A Stronger LP Bound for Formula Size Lower Bounds via Clique Constraints

TL;DR

This paper advances the understanding of formula size lower bounds by introducing a new LP-based technique using clique constraints, improving bounds for majority functions and recursive ternary majority functions.

Contribution

It develops a novel LP bound method leveraging the stable set polytope, providing improved lower bounds for specific monotone functions and matching upper bounds for recursive ternary majority functions.

Findings

Improved formula size lower bounds for majority functions.

Established matching upper and lower bounds for unbalanced recursive ternary majority functions.

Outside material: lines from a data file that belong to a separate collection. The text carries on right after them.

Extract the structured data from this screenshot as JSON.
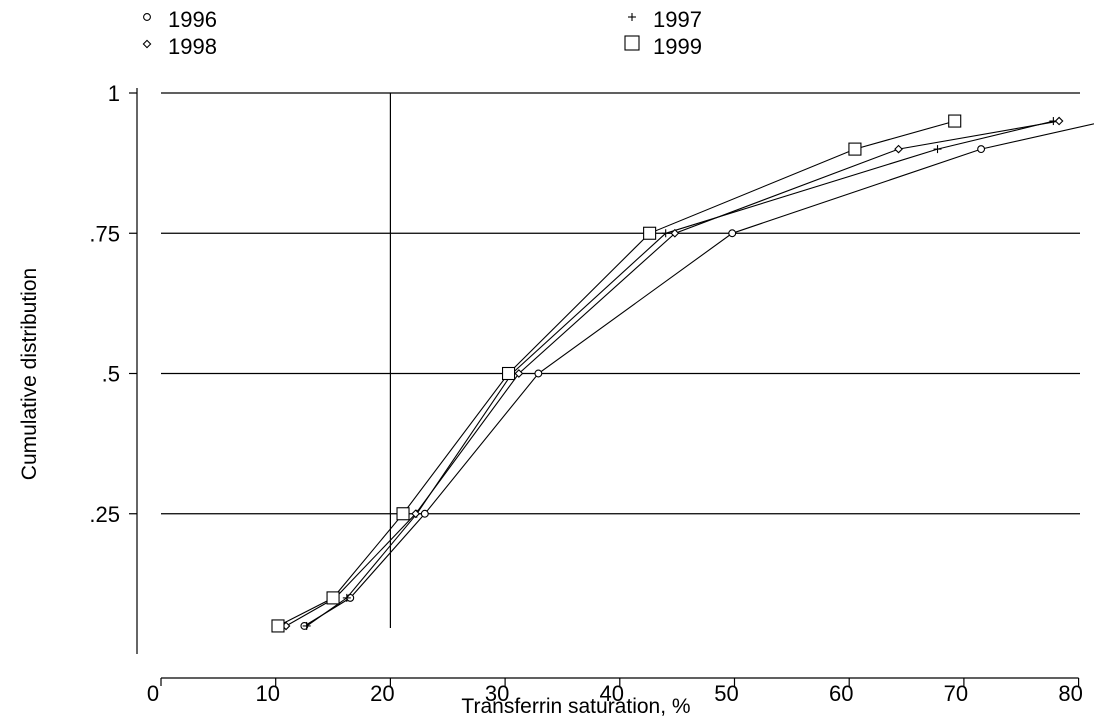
{
  "chart_data": {
    "type": "line",
    "xlabel": "Transferrin saturation, %",
    "ylabel": "Cumulative distribution",
    "xlim": [
      0,
      82.5
    ],
    "ylim": [
      0.05,
      1.0
    ],
    "x_ticks": [
      0,
      10,
      20,
      30,
      40,
      50,
      60,
      70,
      80
    ],
    "x_tick_labels": [
      "0",
      "10",
      "20",
      "30",
      "40",
      "50",
      "60",
      "70",
      "80"
    ],
    "y_ticks": [
      0.25,
      0.5,
      0.75,
      1.0
    ],
    "y_tick_labels": [
      ".25",
      ".5",
      ".75",
      "1"
    ],
    "grid": "horizontal",
    "reference_line_x": 20,
    "legend_position": "top",
    "series": [
      {
        "name": "1996",
        "marker": "circle",
        "x": [
          12.5,
          16.5,
          23.0,
          32.9,
          49.8,
          71.5,
          82.4
        ],
        "y": [
          0.05,
          0.1,
          0.25,
          0.5,
          0.75,
          0.9,
          0.95
        ]
      },
      {
        "name": "1997",
        "marker": "plus",
        "x": [
          12.7,
          16.2,
          22.3,
          30.6,
          44.0,
          67.7,
          77.8
        ],
        "y": [
          0.05,
          0.1,
          0.25,
          0.5,
          0.75,
          0.9,
          0.95
        ]
      },
      {
        "name": "1998",
        "marker": "diamond",
        "x": [
          10.9,
          15.2,
          22.2,
          31.2,
          44.8,
          64.3,
          78.3
        ],
        "y": [
          0.05,
          0.1,
          0.25,
          0.5,
          0.75,
          0.9,
          0.95
        ]
      },
      {
        "name": "1999",
        "marker": "square",
        "x": [
          10.2,
          15.0,
          21.1,
          30.3,
          42.6,
          60.5,
          69.2
        ],
        "y": [
          0.05,
          0.1,
          0.25,
          0.5,
          0.75,
          0.9,
          0.95
        ]
      }
    ]
  }
}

Enhanced lower bounds for balanced recursive ternary majority functions using quantum adversary bounds.

Abstract

We introduce a new technique proving formula size lower bounds based on the linear programming bound originally introduced by Karchmer, Kushilevitz and Nisan [11] and the theory of stable set polytope. We apply it to majority functions and prove their formula size lower bounds improved from the classical result of Khrapchenko [13]. Moreover, we introduce a notion of unbalanced recursive ternary majority functions motivated by a decomposition theory of monotone self-dual functions and give integrally matching upper and lower bounds of their formula size. We also show monotone formula size lower bounds of balanced recursive ternary majority functions improved from the quantum adversary bound of Laplante, Lee and Szegedy [15].